A reunião começou por volta das 16h30 e terminou às 19h, segundo a assessoria do STF. Os ministros retomaram a discussão perto das 20h. Ao final, divulgaram nota conjunta na qual afirmam que não há fundamento para arguição de suspeição do magistrado com base nos elementos apresentados pela PF.

No comunicado, os dez ministros declararam que não se trata de hipótese de suspeição, à luz do artigo 107 do Código de Processo Penal e do artigo 280 do Regimento Interno do STF. Eles também reconheceram a “plena validade dos atos praticados” por Toffoli na relatoria da Reclamação nº 88.121 e nos processos vinculados.

Leia também: “O dilema da toga”, artigo de Augusto Nunes publicado na Edição 308 da Revista Oeste

Os integrantes da Corte manifestaram ainda “apoio pessoal” ao ministro e registraram que ele atendeu a todos os pedidos formulados pela PF e pela Procuradoria-Geral da República. Segundo a nota, a Presidência adotará as providências necessárias para extinguir a ação correspondente e encaminhar os autos ao novo relator.

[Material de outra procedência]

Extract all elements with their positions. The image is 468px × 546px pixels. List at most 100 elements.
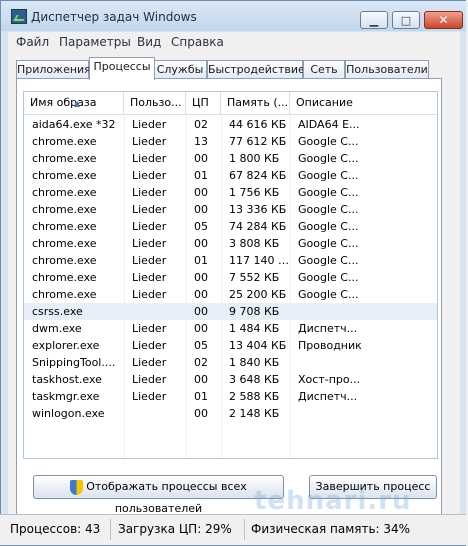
cpu-cell: 00	[194, 237, 208, 250]
process-name-cell: chrome.exe	[32, 220, 97, 233]
memory-cell: 1 756 КБ	[229, 186, 280, 199]
user-cell: Lieder	[132, 186, 167, 199]
process-name-cell: chrome.exe	[32, 254, 97, 267]
process-name-cell: chrome.exe	[32, 203, 97, 216]
status-cpu: Загрузка ЦП: 29%	[118, 522, 232, 536]
memory-cell: 74 284 КБ	[229, 220, 287, 233]
memory-cell: 44 616 КБ	[229, 118, 287, 131]
column-cpu[interactable]: ЦП	[186, 92, 221, 114]
cpu-cell: 05	[194, 339, 208, 352]
status-processes: Процессов: 43	[10, 522, 101, 536]
user-cell: Lieder	[132, 220, 167, 233]
tab-applications[interactable]: Приложения	[16, 60, 91, 79]
memory-cell: 2 588 КБ	[229, 390, 280, 403]
cpu-cell: 02	[194, 118, 208, 131]
user-cell: Lieder	[132, 169, 167, 182]
table-row[interactable]: chrome.exe Lieder 00 25 200 КБ Google C...	[24, 286, 437, 303]
column-memory[interactable]: Память (...	[221, 92, 290, 114]
status-separator	[110, 519, 111, 540]
tab-processes[interactable]: Процессы	[89, 57, 155, 80]
description-cell: Google C...	[298, 288, 359, 301]
cpu-cell: 01	[194, 169, 208, 182]
process-name-cell: taskhost.exe	[32, 373, 102, 386]
table-row[interactable]: chrome.exe Lieder 01 67 824 КБ Google C...	[24, 167, 437, 184]
table-row[interactable]: chrome.exe Lieder 00 3 808 КБ Google C...	[24, 235, 437, 252]
description-cell: Диспетч...	[298, 322, 358, 335]
close-button[interactable]: ✕	[424, 11, 463, 29]
description-cell	[290, 303, 437, 320]
process-name-cell: chrome.exe	[32, 271, 97, 284]
memory-cell: 67 824 КБ	[229, 169, 287, 182]
table-row[interactable]: chrome.exe Lieder 01 117 140 КБ Google C...	[24, 252, 437, 269]
column-description[interactable]: Описание	[290, 92, 437, 114]
table-row[interactable]: explorer.exe Lieder 05 13 404 КБ Проводник	[24, 337, 437, 354]
close-icon: ✕	[438, 13, 449, 27]
description-cell: Проводник	[298, 339, 362, 352]
user-cell: Lieder	[132, 356, 167, 369]
description-cell: Google C...	[298, 220, 359, 233]
minimize-icon: ▁	[369, 13, 379, 27]
process-name-cell: chrome.exe	[32, 152, 97, 165]
cpu-cell: 01	[194, 254, 208, 267]
memory-cell: 1 840 КБ	[229, 356, 280, 369]
title-bar: Диспетчер задач Windows ▁ □ ✕	[1, 1, 467, 31]
minimize-button[interactable]: ▁	[360, 11, 388, 29]
process-list[interactable]: Имя образа ▲ Пользо... ЦП Память (... Оп…	[23, 91, 438, 459]
description-cell: Google C...	[298, 237, 359, 250]
description-cell: Google C...	[298, 271, 359, 284]
window-title: Диспетчер задач Windows	[31, 10, 197, 24]
table-row[interactable]: chrome.exe Lieder 00 13 336 КБ Google C...	[24, 201, 437, 218]
process-name-cell: taskmgr.exe	[32, 390, 100, 403]
description-cell: Google C...	[298, 203, 359, 216]
table-row[interactable]: chrome.exe Lieder 00 7 552 КБ Google C...	[24, 269, 437, 286]
table-row[interactable]: taskmgr.exe Lieder 01 2 588 КБ Диспетч...	[24, 388, 437, 405]
table-row[interactable]: chrome.exe Lieder 05 74 284 КБ Google C...	[24, 218, 437, 235]
table-row[interactable]: chrome.exe Lieder 00 1 756 КБ Google C...	[24, 184, 437, 201]
show-all-processes-button[interactable]: Отображать процессы всех пользователей	[33, 475, 284, 515]
table-row[interactable]: taskhost.exe Lieder 00 3 648 КБ Хост-про...	[24, 371, 437, 388]
table-row[interactable]: SnippingTool.... Lieder 02 1 840 КБ	[24, 354, 437, 371]
description-cell	[290, 354, 437, 371]
memory-cell: 1 800 КБ	[229, 152, 280, 165]
process-name-cell: chrome.exe	[32, 237, 97, 250]
column-user[interactable]: Пользо...	[124, 92, 186, 114]
cpu-cell: 13	[194, 135, 208, 148]
table-row[interactable]: csrss.exe 00 9 708 КБ	[24, 303, 437, 320]
user-cell: Lieder	[132, 135, 167, 148]
user-cell	[124, 303, 186, 320]
sort-ascending-icon: ▲	[74, 99, 81, 108]
table-row[interactable]: chrome.exe Lieder 00 1 800 КБ Google C...	[24, 150, 437, 167]
table-row[interactable]: winlogon.exe 00 2 148 КБ	[24, 405, 437, 422]
process-name-cell: SnippingTool....	[32, 356, 116, 369]
menu-help[interactable]: Справка	[171, 35, 224, 49]
column-image-name[interactable]: Имя образа ▲	[24, 92, 124, 114]
tab-performance[interactable]: Быстродействие	[207, 60, 305, 79]
menu-view[interactable]: Вид	[137, 35, 161, 49]
cpu-cell: 00	[194, 288, 208, 301]
user-cell: Lieder	[132, 339, 167, 352]
table-row[interactable]: chrome.exe Lieder 13 77 612 КБ Google C...	[24, 133, 437, 150]
description-cell: Google C...	[298, 186, 359, 199]
memory-cell: 13 336 КБ	[229, 203, 287, 216]
table-row[interactable]: aida64.exe *32 Lieder 02 44 616 КБ AIDA64 E.…	[24, 116, 437, 133]
tab-services[interactable]: Службы	[153, 60, 207, 79]
status-memory: Физическая память: 34%	[251, 522, 411, 536]
tab-network[interactable]: Сеть	[303, 60, 345, 79]
tab-users[interactable]: Пользователи	[345, 60, 429, 79]
watermark-text: tehnari.ru	[254, 486, 412, 516]
cpu-cell: 00	[194, 152, 208, 165]
memory-cell: 7 552 КБ	[229, 271, 280, 284]
table-row[interactable]: dwm.exe Lieder 00 1 484 КБ Диспетч...	[24, 320, 437, 337]
menu-file[interactable]: Файл	[16, 35, 49, 49]
status-bar: Процессов: 43 Загрузка ЦП: 29% Физическа…	[0, 514, 466, 545]
cpu-cell: 00	[194, 203, 208, 216]
cpu-cell: 00	[194, 186, 208, 199]
maximize-button[interactable]: □	[392, 11, 420, 29]
description-cell: Google C...	[298, 135, 359, 148]
process-name-cell: chrome.exe	[32, 186, 97, 199]
memory-cell: 2 148 КБ	[229, 407, 280, 420]
cpu-cell: 01	[194, 390, 208, 403]
menu-options[interactable]: Параметры	[59, 35, 131, 49]
user-cell: Lieder	[132, 390, 167, 403]
user-cell: Lieder	[132, 322, 167, 335]
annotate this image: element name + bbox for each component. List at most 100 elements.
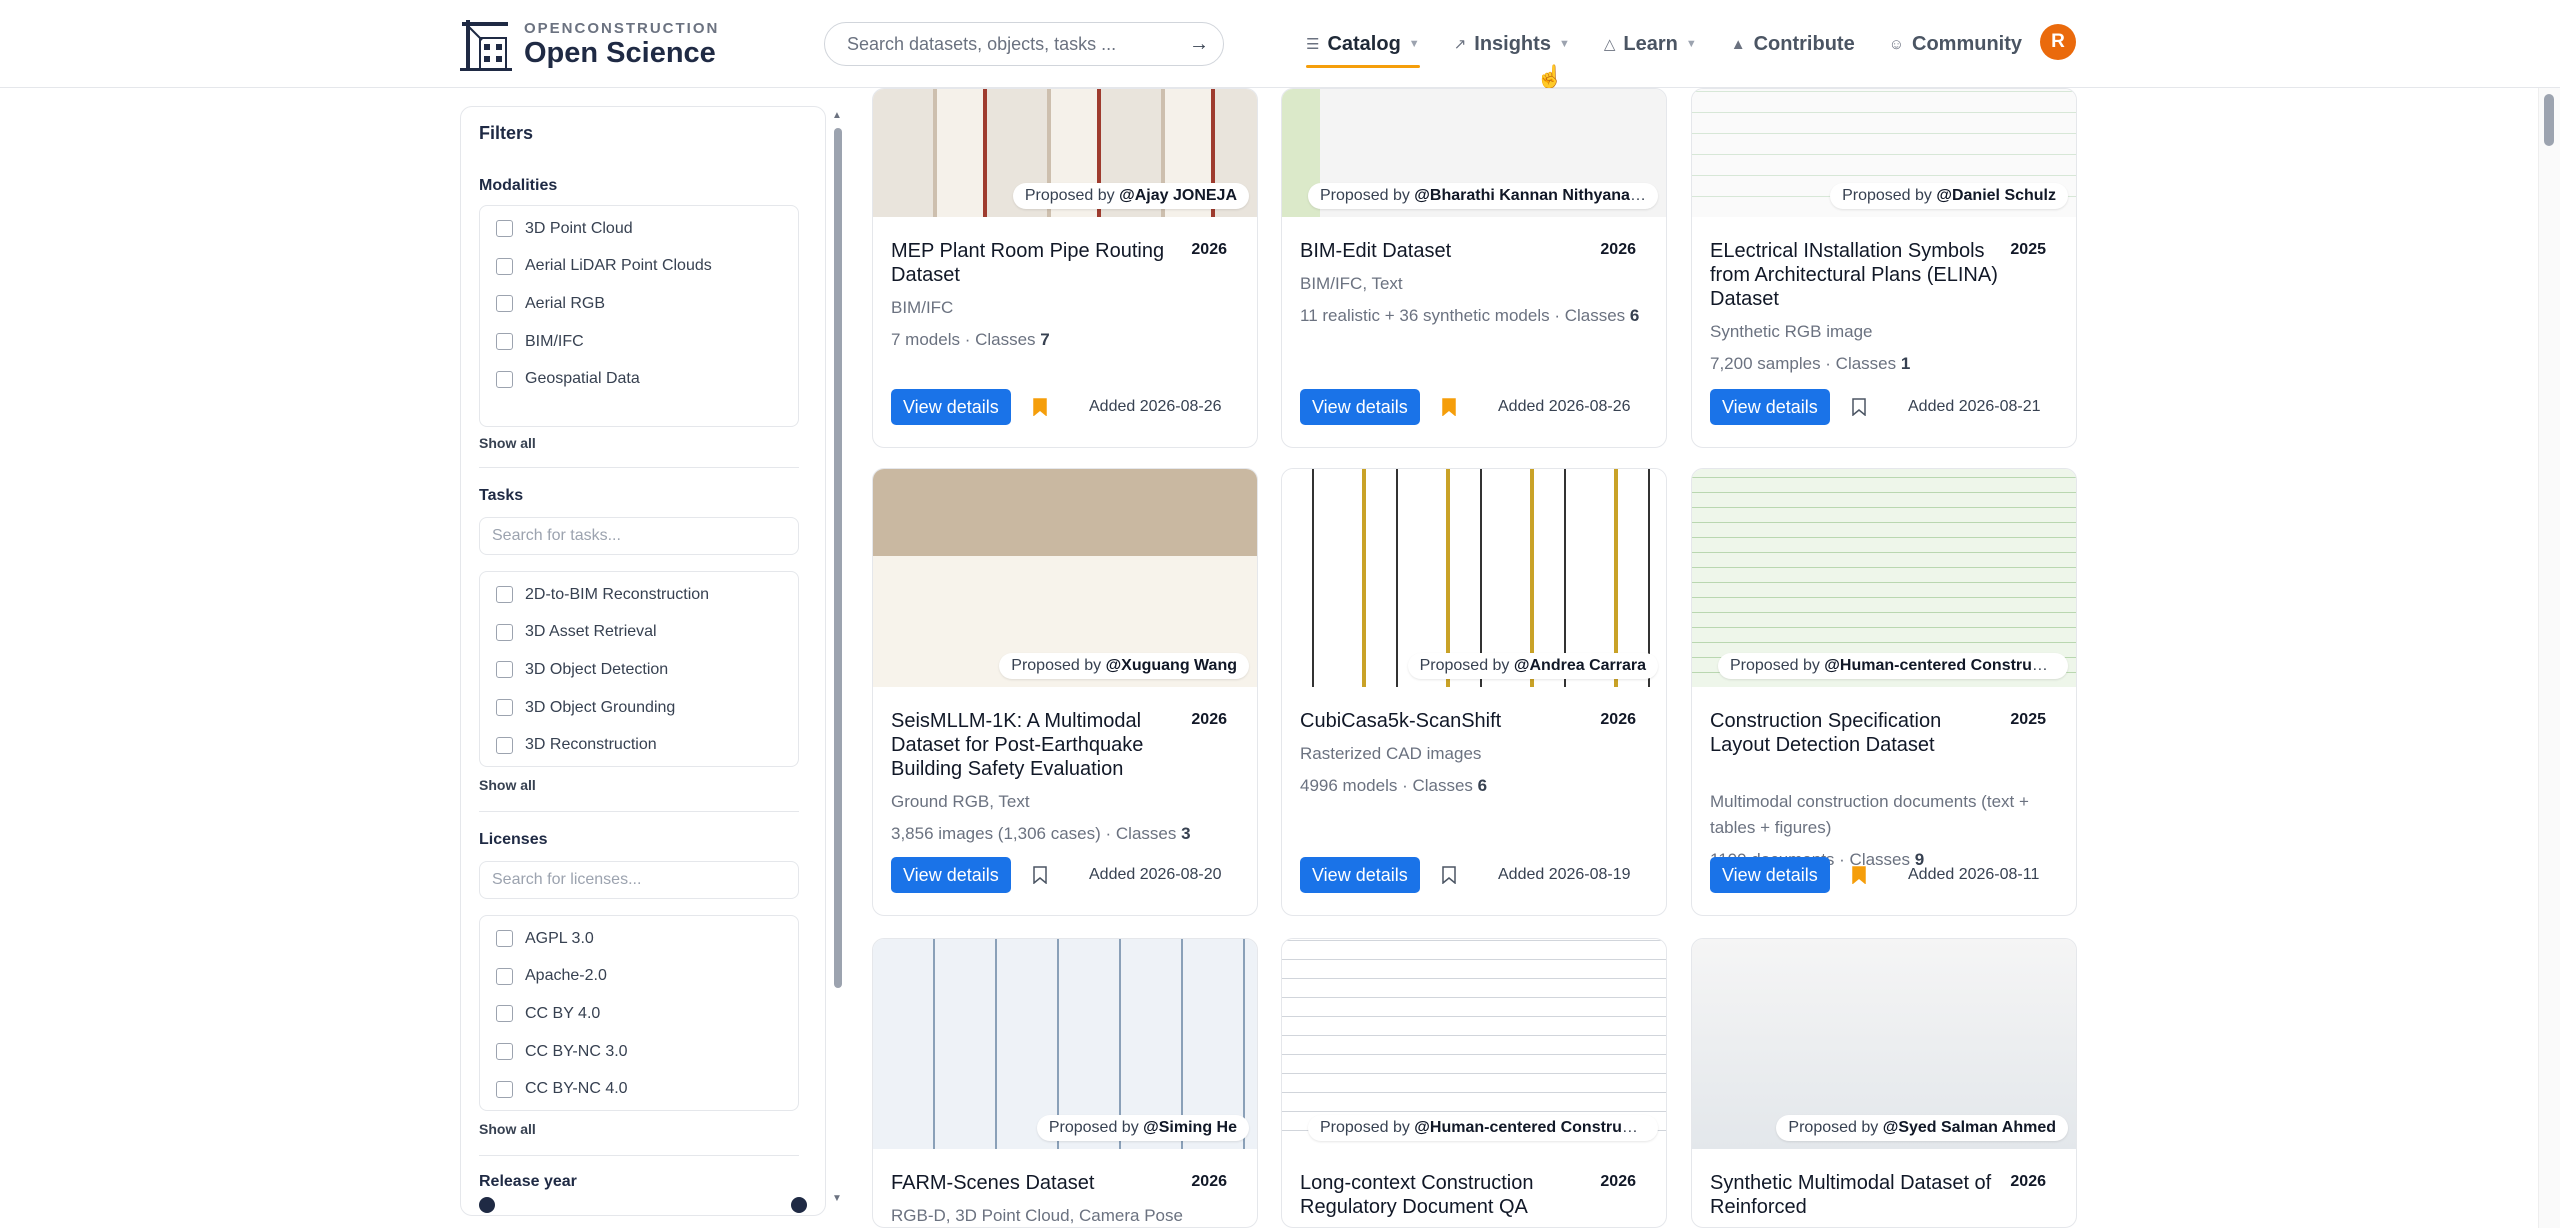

Depois do envio do ofício da Polícia Federal ao Supremo, foi protocolado pedido de suspeição contra Toffoli. Na manifestação apresentada à Corte, o ministro negou qualquer impedimento e reiterou posicionamento divulgado anteriormente. Ele afirmou ter recebido um pedido de declaração de suspeição elaborado pela PF para afastá-lo da relatoria. Contudo, classificou o relatório como baseado em “ilações”.